Met het slavernijthema van Anansi was ik wel op tijd - het verhaal was ingegeven door mijn afschuw over de kerkers van het slavenfort Elmina in Ghana, en met adviezen vanuit de Surinaamse gemeenschap lukte het om het boek uitgegeven te krijgen in juni 2023, op tijd voor het herdenkingsjaar van de transatlantische slavernij. Ik bundel nu mijn krachten met Mariska de Jong, zij om het erfgoed van de Marrons op de kaart te zetten, en ik om mijn boek Anansi te promoten, dat daaraan raakt.

Alweer oorlog

Na decennia van schouderophalen over conflicten ver van ons bed, lijkt Europa nu eindelijk wakker geschrokken van twee verschrikkelijke oorlogen in Oekraïne en Gaza. Terugkijkend is het sinds de val van de Muur nooit rustig geweest in de wereld: denk maar aan Bosnië, Irak, Georgië, Tsjetsjenië, Afghanistan en Syrië. Maar met Oekraïne staat de oorlog aan de grenzen van Europa, en met Gaza is wederom de lont in het kruitvat van het Midden-Oosten gestoken. Een-nul voor terreurbeweging Hamas, hoe je het ook wendt of keert.

Al die conflicten worden gekenmerkt door buitensporige wreedheid en oorlogsmisdaden. De meeste Syrische opstandelingen waren en zijn geen aardige jongens, evenmin als de Taliban, Daesh of Hamas en Hezbollah. Ook Oekraïne heeft vast geen schone handen, hoewel Poetin onmiskenbaar de agressor is. Maar het op grote schaal bombarderen van burgerdoelen is een oorlogsmisdaad. Poetin, Assad en Netanyahu volgen dezelfde tactiek: ziekenhuizen, scholen, woonwijken en markten bestoken, met tienduizenden doden als gevolg. En altijd met het argument dat de tegenpartij zich tussen de bevolking verschuilt. De waarheid is het eerste slachtoffer in elke oorlog.

 

Wat oorlogshitsers en agressors niet willen inzien is dat een volk nooit zal worden gebroken door bombardementen of etnische zuivering. Veeleer voedt dat verzet en gevoelens van wraak. Dat gold voor de Blitzkrieg op Londen en Coventry, het gold voor Dresden en Hanoi. Het geldt ook voor Marioepol, Aleppo en Gaza.
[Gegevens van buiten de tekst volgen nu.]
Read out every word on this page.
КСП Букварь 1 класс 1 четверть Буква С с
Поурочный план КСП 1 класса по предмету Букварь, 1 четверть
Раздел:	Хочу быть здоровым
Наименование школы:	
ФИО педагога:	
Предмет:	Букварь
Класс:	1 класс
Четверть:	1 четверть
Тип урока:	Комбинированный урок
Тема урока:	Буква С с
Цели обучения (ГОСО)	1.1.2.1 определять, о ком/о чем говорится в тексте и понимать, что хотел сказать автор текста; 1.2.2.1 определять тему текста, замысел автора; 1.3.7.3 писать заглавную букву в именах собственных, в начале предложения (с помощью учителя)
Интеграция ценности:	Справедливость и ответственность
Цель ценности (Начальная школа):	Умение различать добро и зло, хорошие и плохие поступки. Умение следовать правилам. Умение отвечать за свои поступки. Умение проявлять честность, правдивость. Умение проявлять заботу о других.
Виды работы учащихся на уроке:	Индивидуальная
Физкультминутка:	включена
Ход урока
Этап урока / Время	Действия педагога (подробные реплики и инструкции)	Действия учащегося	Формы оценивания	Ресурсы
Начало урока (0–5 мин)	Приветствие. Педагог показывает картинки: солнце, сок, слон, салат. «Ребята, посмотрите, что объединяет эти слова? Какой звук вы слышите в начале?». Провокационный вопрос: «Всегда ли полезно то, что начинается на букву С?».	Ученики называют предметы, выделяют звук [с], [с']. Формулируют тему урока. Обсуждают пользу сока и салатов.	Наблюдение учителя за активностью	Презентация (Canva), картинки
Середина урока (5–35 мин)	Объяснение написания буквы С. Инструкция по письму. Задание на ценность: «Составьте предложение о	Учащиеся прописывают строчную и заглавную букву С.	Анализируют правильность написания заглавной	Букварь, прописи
Zal ik in een volgend boek inspelen op een van deze conflicten? Zal ik iets schrijven over het Midden-Oosten van een halve eeuw geleden, toen ik zelf in oorlogsgebied voer? Ik wacht nog maar even af, want mijn verwarring groeit nog steeds. 



Een schrijversfestival en een symposium

Op 12 november bezocht ik het schrijversfestival georganiseerd in het Dorpscentrum in Oegstgeest, op een steenworp afstand van mijn woonadres in Leiden. Ik voel mij altijd wat ongemakkelijk in een volslagen onbekende groep, maar desondanks vond ik al snel aansluiting. Ik sprak iemand van de Rijnlandse Boekhandel, waar ik vier inkijkexemplaren van mijn boeken mocht neerleggen, maakte kennis met Kees Oudendijk, wethouder van (ondermeer) Cultuur, die mij vroeg welke van mijn vier boeken ik hem zou aanbevelen. Uiteindelijk leek hij een voorkeur te hebben voor Drie Meter Zand.
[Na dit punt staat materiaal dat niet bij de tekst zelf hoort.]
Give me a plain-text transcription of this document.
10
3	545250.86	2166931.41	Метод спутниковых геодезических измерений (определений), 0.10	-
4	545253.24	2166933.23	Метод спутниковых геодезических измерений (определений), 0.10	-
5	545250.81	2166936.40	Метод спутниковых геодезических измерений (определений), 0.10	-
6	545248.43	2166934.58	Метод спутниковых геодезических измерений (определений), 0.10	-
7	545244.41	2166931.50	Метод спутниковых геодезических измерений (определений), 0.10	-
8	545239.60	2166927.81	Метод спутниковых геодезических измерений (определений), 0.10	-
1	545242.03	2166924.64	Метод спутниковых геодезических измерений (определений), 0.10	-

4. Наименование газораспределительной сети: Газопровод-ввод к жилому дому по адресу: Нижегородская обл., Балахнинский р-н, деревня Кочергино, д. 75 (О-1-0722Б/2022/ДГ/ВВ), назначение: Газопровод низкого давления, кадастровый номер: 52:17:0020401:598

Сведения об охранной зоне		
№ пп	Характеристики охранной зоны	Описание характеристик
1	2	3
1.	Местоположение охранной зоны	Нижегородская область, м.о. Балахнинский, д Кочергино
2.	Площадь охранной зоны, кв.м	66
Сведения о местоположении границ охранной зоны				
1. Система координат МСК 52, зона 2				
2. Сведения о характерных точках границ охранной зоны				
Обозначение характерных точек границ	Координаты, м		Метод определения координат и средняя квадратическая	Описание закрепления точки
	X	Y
Ik luisterde naar Willem de Bondt, die aan de hand van foto’s op treffende wijze voordroeg uit zijn dichtbundel Evenbeelden

uit: Evenbeelden, van Willem de Bondt

Tevens ontmoette ik Inge de Bever, auteur van de autobiografische roman Moederland, die een mooie presentatie gaf over haar boek. Ik heb een exemplaar door haar laten signeren en het boek later die week in één adem uitgelezen. Een aanrader, dat boek over de cultuurverschillen met haar Turkse schoonmoeder en hoe zij over de jaren heen nader tot elkaar kwamen.
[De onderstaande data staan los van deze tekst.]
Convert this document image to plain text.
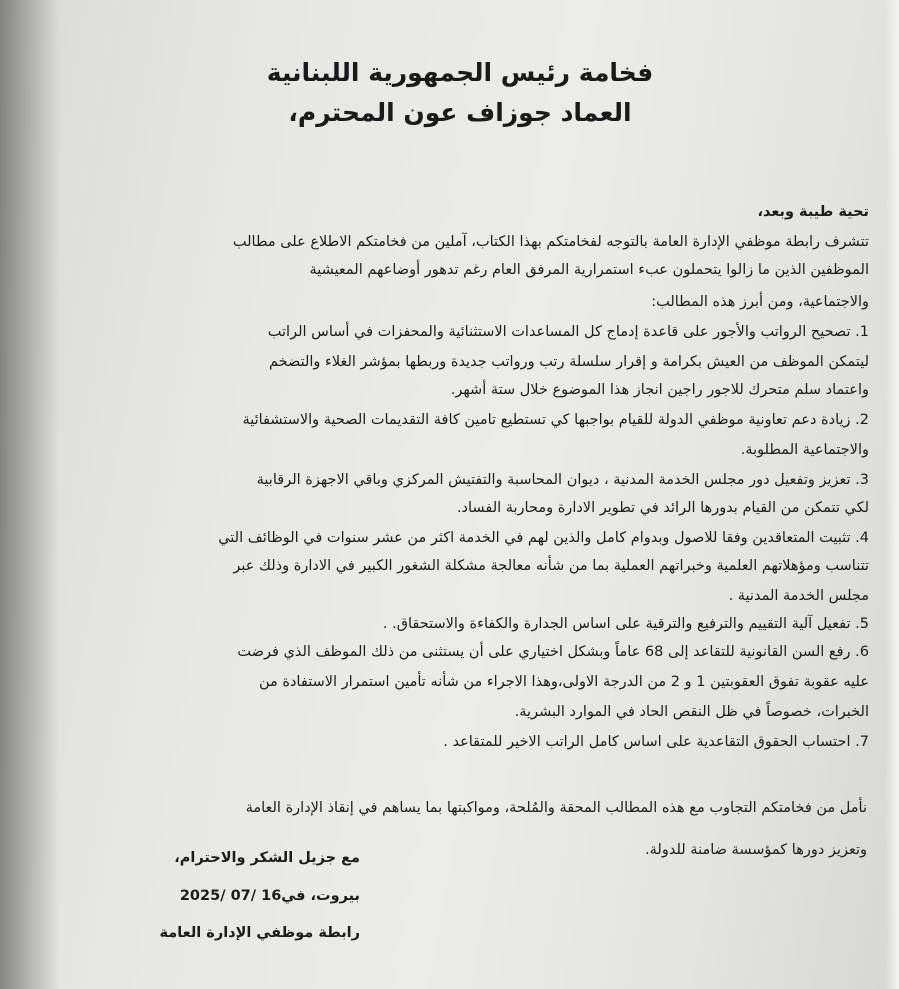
فخامة رئيس الجمهورية اللبنانية
العماد جوزاف عون المحترم،
تحية طيبة وبعد،
تتشرف رابطة موظفي الإدارة العامة بالتوجه لفخامتكم بهذا الكتاب، آملين من فخامتكم الاطلاع على مطالب
الموظفين الذين ما زالوا يتحملون عبء استمرارية المرفق العام رغم تدهور أوضاعهم المعيشية
والاجتماعية، ومن أبرز هذه المطالب:
1. تصحيح الرواتب والأجور على قاعدة إدماج كل المساعدات الاستثنائية والمحفزات في أساس الراتب
ليتمكن الموظف من العيش بكرامة و إقرار سلسلة رتب ورواتب جديدة وربطها بمؤشر الغلاء والتضخم
واعتماد سلم متحرك للاجور راجين انجاز هذا الموضوع خلال ستة أشهر.
2. زيادة دعم تعاونية موظفي الدولة للقيام بواجبها كي تستطيع تامين كافة التقديمات الصحية والاستشفائية
والاجتماعية المطلوبة.
3. تعزيز وتفعيل دور مجلس الخدمة المدنية ، ديوان المحاسبة والتفتيش المركزي وباقي الاجهزة الرقابية
لكي تتمكن من القيام بدورها الرائد في تطوير الادارة ومحاربة الفساد.
4. تثبيت المتعاقدين وفقا للاصول وبدوام كامل والذين لهم في الخدمة اكثر من عشر سنوات في الوظائف التي
تتناسب ومؤهلاتهم العلمية وخبراتهم العملية بما من شأنه معالجة مشكلة الشغور الكبير في الادارة وذلك عبر
مجلس الخدمة المدنية .
5. تفعيل آلية التقييم والترفيع والترقية على اساس الجدارة والكفاءة والاستحقاق. .
6. رفع السن القانونية للتقاعد إلى 68 عاماً وبشكل اختياري على أن يستثنى من ذلك الموظف الذي فرضت
عليه عقوبة تفوق العقوبتين 1 و 2 من الدرجة الاولى،وهذا الاجراء من شأنه تأمين استمرار الاستفادة من
الخبرات، خصوصاً في ظل النقص الحاد في الموارد البشرية.
7. احتساب الحقوق التقاعدية على اساس كامل الراتب الاخير للمتقاعد .
نأمل من فخامتكم التجاوب مع هذه المطالب المحقة والمُلحة، ومواكبتها بما يساهم في إنقاذ الإدارة العامة
وتعزيز دورها كمؤسسة ضامنة للدولة.
مع جزيل الشكر والاحترام،
بيروت، في16 /07 /2025
رابطة موظفي الإدارة العامة
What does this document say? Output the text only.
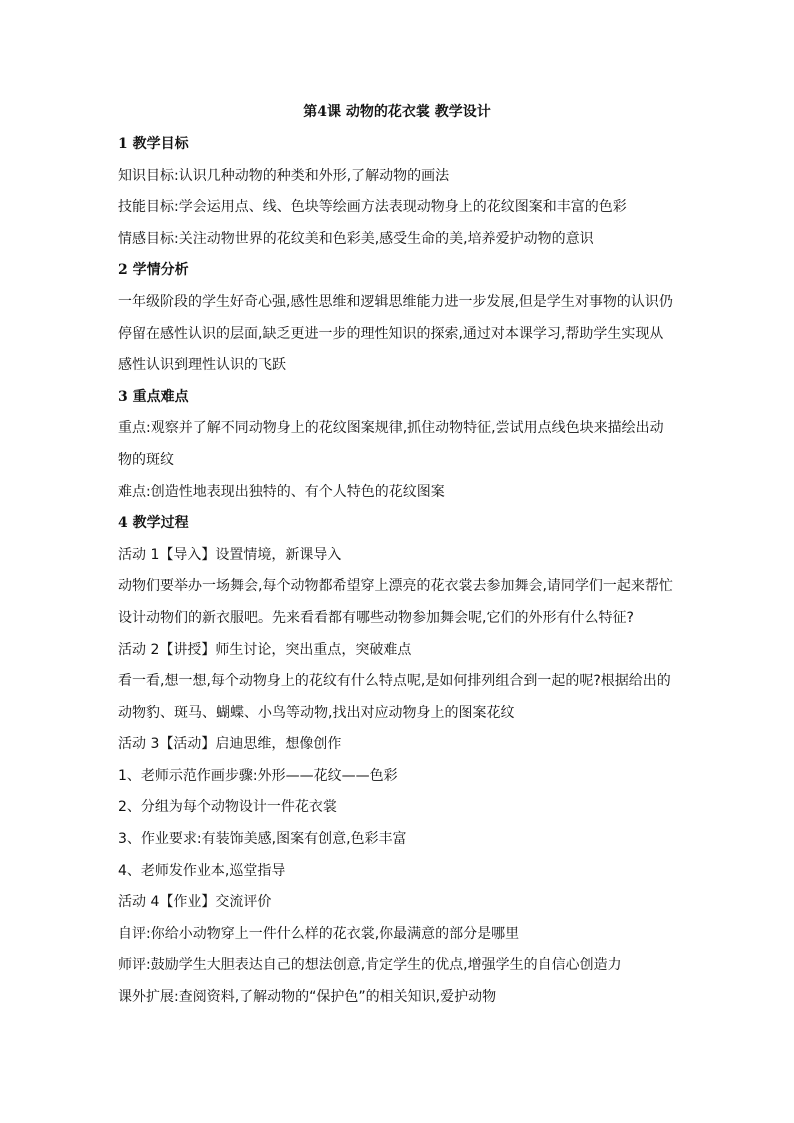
第4课 动物的花衣裳 教学设计
1 教学目标
知识目标:认识几种动物的种类和外形,了解动物的画法
技能目标:学会运用点、线、色块等绘画方法表现动物身上的花纹图案和丰富的色彩
情感目标:关注动物世界的花纹美和色彩美,感受生命的美,培养爱护动物的意识
2 学情分析
一年级阶段的学生好奇心强,感性思维和逻辑思维能力进一步发展,但是学生对事物的认识仍
停留在感性认识的层面,缺乏更进一步的理性知识的探索,通过对本课学习,帮助学生实现从
感性认识到理性认识的飞跃
3 重点难点
重点:观察并了解不同动物身上的花纹图案规律,抓住动物特征,尝试用点线色块来描绘出动
物的斑纹
难点:创造性地表现出独特的、有个人特色的花纹图案
4 教学过程
活动 1【导入】设置情境，新课导入
动物们要举办一场舞会,每个动物都希望穿上漂亮的花衣裳去参加舞会,请同学们一起来帮忙
设计动物们的新衣服吧。先来看看都有哪些动物参加舞会呢,它们的外形有什么特征?
活动 2【讲授】师生讨论，突出重点，突破难点
看一看,想一想,每个动物身上的花纹有什么特点呢,是如何排列组合到一起的呢?根据给出的
动物豹、斑马、蝴蝶、小鸟等动物,找出对应动物身上的图案花纹
活动 3【活动】启迪思维，想像创作
1、老师示范作画步骤:外形——花纹——色彩
2、分组为每个动物设计一件花衣裳
3、作业要求:有装饰美感,图案有创意,色彩丰富
4、老师发作业本,巡堂指导
活动 4【作业】交流评价
自评:你给小动物穿上一件什么样的花衣裳,你最满意的部分是哪里
师评:鼓励学生大胆表达自己的想法创意,肯定学生的优点,增强学生的自信心创造力
课外扩展:查阅资料,了解动物的“保护色”的相关知识,爱护动物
Moederland van Inge de Bever, ISBN 9789028291102

Tot slot heb ik contact gelegd met de Schrijverskring Oegstgeest, die de activiteiten wil uitbreiden in de omgeving. Ook naar Leiden, dus ik hoop op een spoedige uitnodiging om daar kennis te gaan maken.

Tijdens het Symposium 'Sporen van slavernij' op donderdag 16 november 2023 in Leiden, brachten de Universitaire Bibliotheken Leiden (UBL) literaire stemmen en onderzoekers die zich bezighouden met het slavernijverleden met elkaar in dialoog. Ik had mij aangemeld en heb in de zaal geluisterd naar lezingen en voordrachten. De lezing Slavernij en Emancipatie van de Amsterdamse historicus Alex van Stipriaan was mij uit het hart gegrepen, omdat hij een groot deel van mijn eigen onderzoeksveld raakte. Het viel mij op dat hij wat minder belang hecht aan de periode van het Staatstoezicht (1863-1873) volgend op de afschaffing van de slavernij dan gebruikelijk in Surinaamse kringen.



 

Nieuw voor mij was wat Margo Groenewoud vertelde over Luizen in de Pels, een verhaal over anti-koloniaal activisme, dat zich vooral buiten het Caribisch gebied ontwikkelde, in het kielzog van de migratie van mensen van Curaçao en Aruba naar ondermeer Venezuela en de VS. Dat activisme werd in Caribisch Nederland en in Suriname genadeloos de kop ingedrukt (denk aan de deportatie van Anton de Kom uit zijn moederland Suriname in 1934), maar kon alleen daarbuiten vaste voet krijgen.

Ellen Ombre en Radna Fabias droegen voor uit eigen werk en werden daarna geïnterviewd. 

Ellen Ombre las voor uit haar boek Last en sprak ondermeer over haar Joodse en haar zwarte voorouders in Suriname. In Last doet een jonge Surinaamse vrouw, in navolging van haar vader, onderzoek naar Joodse plantagehouders in Suriname en daarmee ook naar haar eigen roots. 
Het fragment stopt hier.